Adaptively weighted combinations of tail-risk forecasts
Conference
64th ISI World Statistics Congress
Format: IPS Paper
Keywords: expected shortfall, forecasting, risk_prediction, value-at-risk
Session: IPS 433 - High-Dimensional Financial Time Series
Tuesday 18 July 10 a.m. - noon (Canada/Eastern)
Abstract
Several methods have been proposed in the literature for forecasting daily Value at
Risk (VaR) and Expected Shortfall (ES), with tail risk models generally classified
into three main categories: parametric, semi-parametric, and non-parametric.

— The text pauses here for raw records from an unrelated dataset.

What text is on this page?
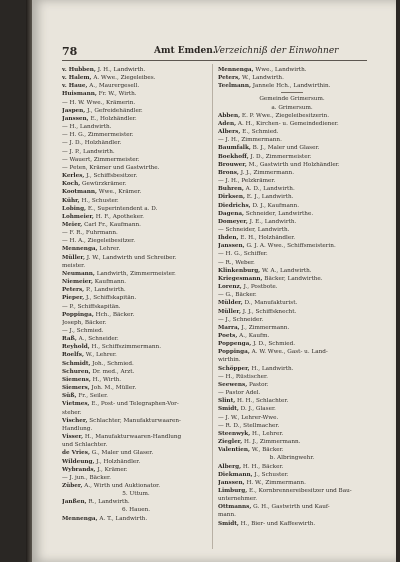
78	Amt Emden.
Verzeichniß der Einwohner
v. Hubben, J. H., Landwirth.
v. Halem, A. Wwe., Ziegeleibes.
v. Haue, A., Maurergesell.
Huismann, Fr. W., Wirth.
— H. W. Wwe., Krämerin.
Jaspen, J., Gefreidehändler.
Janssen, E., Holzhändler.
— H., Landwirth.
— H. G., Zimmermeister.
— J. D., Holzhändler.
— J. P., Landwirth.
— Wauert, Zimmermeister.
— Peten, Krämer und Gastwirthe.
Kerles, J., Schiffsbesitzer.
Koch, Gewürzkrämer.
Kootmann, Wwe., Krämer.
Kühr, H., Schuster.
Lobing, E., Superintendent a. D.
Lohmeier, H. F., Apotheker.
Meier, Carl Fr., Kaufmann.
— F. R., Fuhrmann.
— H. A., Ziegeleibesitzer.
Mennenga, Lehrer.
Müller, J. W., Landwirth und Schreiber.
meister.
Neumann, Landwirth, Zimmermeister.
Niemeier, Kaufmann.
Peters, P., Landwirth.
Pieper, J., Schiffskapitän.
— P., Schiffskapitän.
Poppinga, Hch., Bäcker.
Joseph, Bäcker.
— J., Schmied.
Raß, A., Schneider.
Reyhold, H., Schiffszimmermann.
Roelfs, W., Lehrer.
Schmidt, Joh., Schmied.
Schuren, Dr. med., Arzt.
Siemens, H., Wirth.
Siemers, Joh. M., Müller.
Süß, Fr., Seiler.
Vietmes, E., Post- und Telegraphen-Vor-
steher.
Vischer, Schlachter, Manufakturwaaren-
Handlung.
Visser, H., Manufakturwaaren-Handlung
und Schlachter.
de Vries, G., Maler und Glaser.
Wildeung, J., Holzhändler.
Wybrands, J., Krämer.
— J. jun., Bäcker.
Züber, A., Wirth und Auktionator.
5. Uttum.
Janßen, R., Landwirth.
6. Hauen.
Mennenga, A. T., Landwirth.
Mennenga, Wwe., Landwirth.
Peters, W., Landwirth.
Teelmann, Jannele Hch., Landwirthin.
Gemeinde Grimersum.
a. Grimersum.
Abben, E. P. Wwe., Ziegeleibesitzerin.
Aden, A. H., Kirchen- u. Gemeindediener.
Albers, E., Schmied.
— J. H., Zimmermann.
Baumfalk, B. J., Maler und Glaser.
Boekhoff, J. D., Zimmermeister.
Brouwer, M., Gastwirth und Holzhändler.
Brons, J. J., Zimmermann.
— J. H., Pelzkrämer.
Buhren, A. D., Landwirth.
Dirksen, E. J., Landwirth.
Diedrichs, D. J., Kaufmann.
Dagena, Schneider, Landwirthe.
Domeyer, J. E., Landwirth.
— Schneider, Landwirth.
Ihden, E. H., Holzhändler.
Janssen, G. J. A. Wwe., Schiffsmeisterin.
— H. G., Schiffer.
— R., Weber.
Klinkenburg, W. A., Landwirth.
Kriegesmann, Bäcker, Landwirthe.
Lorenz, J., Postbote.
— G., Bäcker.
Mülder, D., Manufakturist.
Müller, J. J., Schiffsknecht.
— J., Schneider.
Marra, J., Zimmermann.
Poets, A., Kaufm.
Poppenga, J. D., Schmied.
Poppinga, A. W. Wwe., Gast- u. Land-
wirthin.
Schöpper, H., Landwirth.
— H., Rüstischer.
Seewens, Pastor.
— Pastor Adel.
Slint, H. H., Schlachter.
Smidt, D. J., Glaser.
— J. W., Lehrer-Wwe.
— R. D., Stellmacher.
Steenwyk, H., Lehrer.
Ziegler, H. J., Zimmermann.
Valentien, W., Bäcker.
b. Albringwehr.
Alberg, H. H., Bäcker.
Diekmann, J., Schuster.
Janssen, H. W., Zimmermann.
Limburg, E., Kornbrennereibesitzer und Bau-
unternehmer.
Ottmanns, G. H., Gastwirth und Kauf-
mann.
Smidt, H., Bier- und Kaffeewirth.
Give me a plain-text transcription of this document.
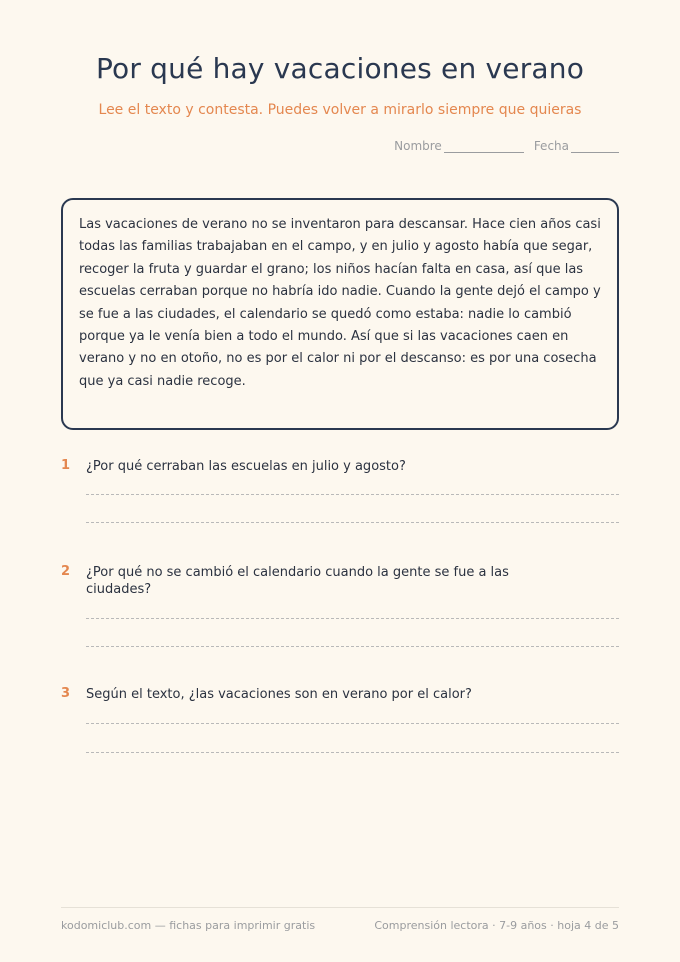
Por qué hay vacaciones en verano
Lee el texto y contesta. Puedes volver a mirarlo siempre que quieras
Nombre	Fecha
Las vacaciones de verano no se inventaron para descansar. Hace cien años casi todas las familias trabajaban en el campo, y en julio y agosto había que segar, recoger la fruta y guardar el grano; los niños hacían falta en casa, así que las escuelas cerraban porque no habría ido nadie. Cuando la gente dejó el campo y se fue a las ciudades, el calendario se quedó como estaba: nadie lo cambió porque ya le venía bien a todo el mundo. Así que si las vacaciones caen en verano y no en otoño, no es por el calor ni por el descanso: es por una cosecha que ya casi nadie recoge.
1 ¿Por qué cerraban las escuelas en julio y agosto?
2 ¿Por qué no se cambió el calendario cuando la gente se fue a las ciudades?
3 Según el texto, ¿las vacaciones son en verano por el calor?
kodomiclub.com — fichas para imprimir gratis	Comprensión lectora · 7-9 años · hoja 4 de 5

However, given the various sources of uncertainty associated with the data, market
conditions, estimation methods, and exogenous variables that can have a significant
impact on the dynamics of tail risk, there is no single model that consistently outperforms
all the others. To mitigate the impact of model misspecification and improve
the predictive accuracy of individual models, we investigate the use of two forecast
combination approaches. In the proposed approaches, the weight of the most accurate
set of predictors is determined adaptively according to strictly consistent loss
functions for VaR and ES employed in the Model Confidence Set procedures. Our
findings reveal that combinations of VaR and ES forecasts result in higher predictive
accuracy over a wide range of individual competitors.